La vraie dette, c’est celle qu’il faudra rembourser, sauf dénonciation, celle qui absorbe aujourd’hui sous forme d’intérêts (40 milliards d’euros annuels) la totalité de l’impôt sur le revenu. Est-elle trop élevée, croît-elle trop vite par rapport au PIB, puisqu’elle atteint l’équivalent de 66% de celui-ci ? Est-elle le « fardeau légué aux générations futures » si souvent dénoncé ? Par définition, une créance de même montant est transmise simultanément à une dette. Si, comme tout le laisse à penser, les classes aisées achètent les obligations d’État, leurs descendants en hériteront. Où est le problème ? Il naît lorsque la structure de la fiscalité est telle que ce sont les classes pauvres qui paient et paieront l’impôt dans une proportion inverse à ce que commanderait la justice, parce que l’impôt indirect non progressif est prédominant par rapport à l’impôt direct progressif. Le « fardeau » de la dette publique n’est pénalisant qu’en raison d’une fiscalité redistributive à l’envers et non pas à cause du montant de la dette. Et cela d’autant plus que les nouveaux emprunts des collectivités publiques ont pour but non de réaliser des investissements d’avenir (éducation, recherche, écologie, etc.), mais de couvrir un service de la dette antérieure de plus en plus lourd, pendant qu’on allège constamment la fiscalité sur les riches. Jacques Marseille a beau affirmer (le Monde, 13 décembre) que « la lutte des classes n’est pas entre les bourgeois et les prolétaires, elle est entre les créanciers et les débiteurs », tout montre que les bourgeois sont les créanciers et qu’échoit aux prolétaires la tâche d’endosser la dette publique, laquelle n’est jamais qu’une créance privée.

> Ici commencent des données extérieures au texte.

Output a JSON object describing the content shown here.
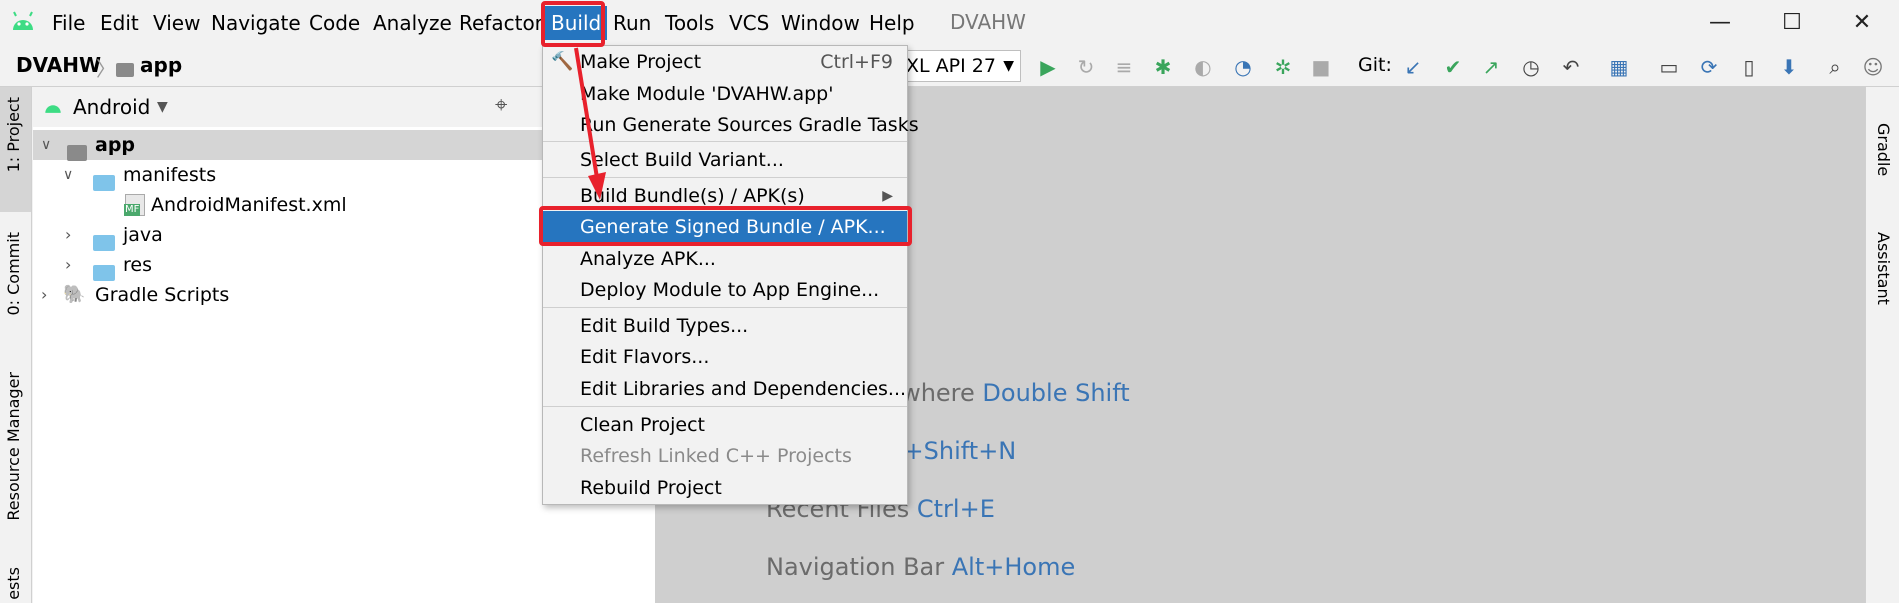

L’interdiction faite à la Banque centrale européenne de créer de la monnaie pour financer les dépenses collectives (qui était consacrée par l’article III-181-1 de l’ex-projet de traité constitutionnel) est cohérente avec une politique qui s’obstine à nourrir la rente financière aux dépens des emplois utiles et laisse monter le chômage dont sont victimes ou menacés ceux qui devront prendre en charge la dette grossie au fil des ans à cause de la baisse des impôts et de l’écart positif entre les taux d’intérêt et le taux de croissance économique. Politique cohérente aussi avec la libre circulation des capitaux, qui permet à des résidents de posséder autant d’avoirs extérieurs que les non-résidents en possèdent en France, phénomène interdisant d’invoquer une dépendance vis-à-vis de l’étranger.

La France n’est donc pas en faillite, quoi qu’en disent les Cassandre du déclin ; l’État non plus, car le solde primaire (hors intérêts) de son budget est proche de l’équilibre. En revanche, le libéralisme est en faillite : en tant que doctrine qui n’a aucune portée heuristique, et en tant que projet normatif pour une société dont il programme le délitement. Face à cela, et en réponse à l’augmentation de la dette, il faudra une double révolution : fiscale, pour récupérer les intérêts, et monétaire, pour maîtriser la Banque centrale. Le principe en avait été posé par Keynes il y a soixante-dix ans : l’euthanasie des rentiers.

Par Jean-Marie Harribey, économiste à l’université Bordeaux-IV.
Pour la conclusion, je la trouve un peu... raide!